Quando  a Collerotondo “Berta filava”

Giovanni, con un terzo articolo, continua a raccontare le singolari e significative imprese legate alla seggiovia di Scanno.

A Carmelo ed Ernesto

Una giornata piovosa e fredda di novembre, inizi anni ottanta, partiamo per Roma con il 128 rally verde, portavamo con noi solo un sacco di iuta con dentro due spezzoni di tubo. Avevamo appuntamento alle ore 10,00 con il responsabile nazionale degli impianti a fune di Italia. Non ricordo, sinceramente, come Carmelo fosse riuscito ad avere questo appuntamento in poco tempo. Eravamo vestiti con indumenti pesanti, Carmelo con il solito berretto e la solita giacca.

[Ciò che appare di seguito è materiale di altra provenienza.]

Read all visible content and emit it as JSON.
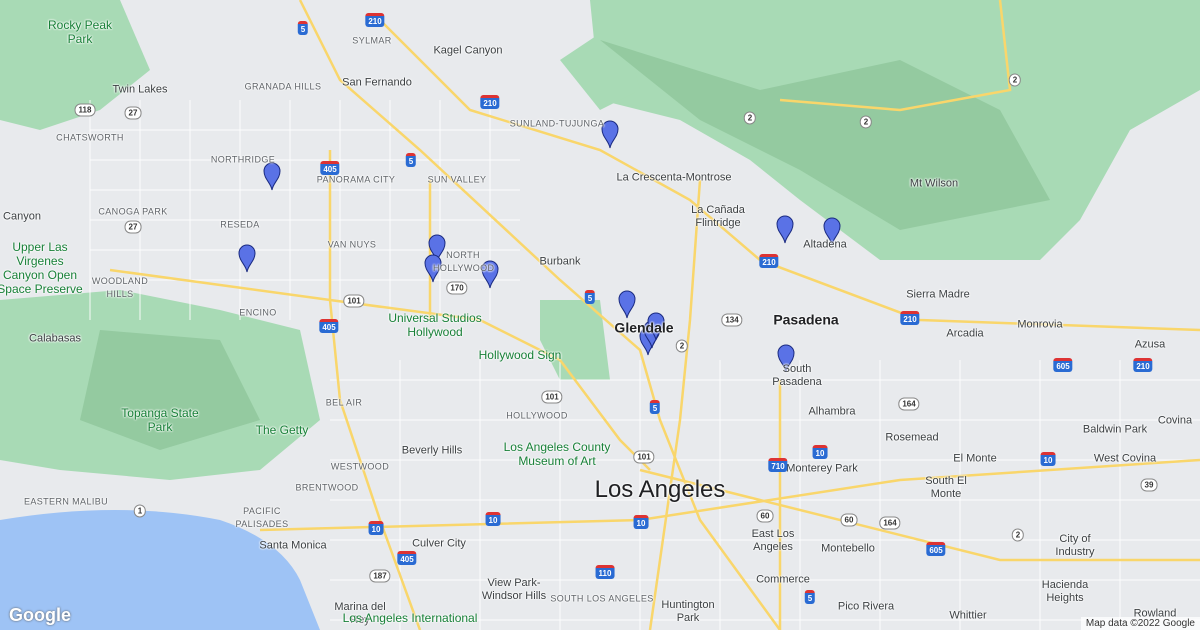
{
  "places": [
    "Rocky Peak Park",
    "SYLMAR",
    "Kagel Canyon",
    "Twin Lakes",
    "GRANADA HILLS",
    "San Fernando",
    "CHATSWORTH",
    "SUNLAND-TUJUNGA",
    "NORTHRIDGE",
    "PANORAMA CITY",
    "SUN VALLEY",
    "La Crescenta-Montrose",
    "Mt Wilson",
    "CANOGA PARK",
    "RESEDA",
    "La Cañada Flintridge",
    "Canyon",
    "Upper Las Virgenes Canyon Open Space Preserve",
    "VAN NUYS",
    "NORTH HOLLYWOOD",
    "Burbank",
    "Altadena",
    "WOODLAND HILLS",
    "Sierra Madre",
    "ENCINO",
    "Universal Studios Hollywood",
    "Glendale",
    "Pasadena",
    "Arcadia",
    "Monrovia",
    "Calabasas",
    "Hollywood Sign",
    "Azusa",
    "South Pasadena",
    "BEL AIR",
    "HOLLYWOOD",
    "Alhambra",
    "Topanga State Park",
    "The Getty",
    "Baldwin Park",
    "Covina",
    "Beverly Hills",
    "Los Angeles County Museum of Art",
    "Rosemead",
    "El Monte",
    "West Covina",
    "WESTWOOD",
    "Monterey Park",
    "Los Angeles",
    "BRENTWOOD",
    "South El Monte",
    "EASTERN MALIBU",
    "PACIFIC PALISADES",
    "City of Industry",
    "Santa Monica",
    "Culver City",
    "East Los Angeles",
    "Montebello",
    "View Park-Windsor Hills",
    "Commerce",
    "Hacienda Heights",
    "SOUTH LOS ANGELES",
    "Huntington Park",
    "Pico Rivera",
    "Marina del Rey",
    "Los Angeles International",
    "Whittier",
    "Rowland"
  ],
  "highway_shields": [
    "5",
    "210",
    "210",
    "118",
    "27",
    "405",
    "5",
    "2",
    "2",
    "2",
    "27",
    "210",
    "101",
    "170",
    "5",
    "134",
    "2",
    "210",
    "101",
    "405",
    "164",
    "605",
    "210",
    "101",
    "10",
    "10",
    "710",
    "10",
    "10",
    "60",
    "164",
    "605",
    "1",
    "10",
    "405",
    "187",
    "110",
    "5",
    "39",
    "5",
    "60",
    "2"
  ],
  "logo": "Google",
  "attribution": "Map data ©2022 Google"
}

Alcuni giorni prima era arrivata una raccomandata dalla Motorizzazione, con spese a carico del destinatario, che ci fissava l’appuntamento per controllare con ultrasuoni tutte le sedie in dotazione alla seggiovia. Alla data stabilita furono fatti i controlli e ci dissero di non rimontare le sedie e di aspettare la loro comunicazione ufficiale.

Con grande sorpresa, ci comunicarono che dovevamo scartare tutte le centocinquanta sedie perché presentavano una diminuzione significativa di spessore dovuta alla ruggine interna. Tragedia, perché come al solito non c’era una lira per comprare un ago, figurati centocinquanta nuove sedie.

Ci riunimmo con urgenza per decidere cosa fare e quale soluzione trovare per superare quest’altra grande tegola che ci era caduta tra capo e collo. Niente, non venivamo a capo di nulla. Stavamo per andarcene, quando Ernesto sottovoce disse “Tagliamo un tubo della sedia”. Ci girammo di scatto e l’abbracciai. Ecco la soluzione. Tagliammo il tubo in due spezzoni, controllai l’interno e chiesi a Carmelo di prendere immediatamente appuntamento con il più alto grado di responsabilità della Motorizzazione. Così fece.

Arrivammo in perfetto orario. Attraversammo la piazza, cosi combinati si giravano tutti, anche i bersaglieri che fecero la breccia di Porta Pia. Con il sacco a iuta penzoloni per il peso, sembravamo due pifferi di montagna che stavano per essere suonati. Entrammo, ci presentammo e fummo immediatamente ricevuti dal responsabile. Con mia grande sorpresa questi salutò Carmelo con cordialità come una vecchia conoscenza. Dopo i preliminari di rito, presi dal sacco i tubi, cento lire dalla tasca e pulii il velo di ruggine che si era formato all’interno. Apparve una superficie lucida perfettamente integra, senza tracce di corrosione. Gli ultrasuoni avevano di fatto individuato una riduzione di spessore, ma questa non era dovuta alla corrosione ma al metodo di costruzione del tubo. Infatti era stato calandrato e saldato longitudinalmente. Il restringimento era fisiologico e quindi le sedie erano in norma. Il controllo era corretto, ma era errata l’analisi sull’origine del “difetto”. Apriti cielo, le urla si sentivano fino al monumento dei bersaglieri. Furono immediatamente convocati tutti i responsabili dei controlli non distruttivi. Cazziatone memorabile davanti a due estranei.

Ci arrivò la comunicazione che le sedie erano in regola, le potemmo rimontare e continuare tutte le operazione per il solito collaudo annuale, che avvenne come sempre in maniera positiva. Grazie all’intuizione di Ernesto ed alle conoscenze di Carmelo, per la prima volta i pifferi di montagna non furono suonati, anzi, le suonarono. Anche questa è acqua passata? Ma è acqua limpida che ha macinato mulino ed ha prodotto tanta farina, fino ad Agosto 1985.  ALTRI TEMPI.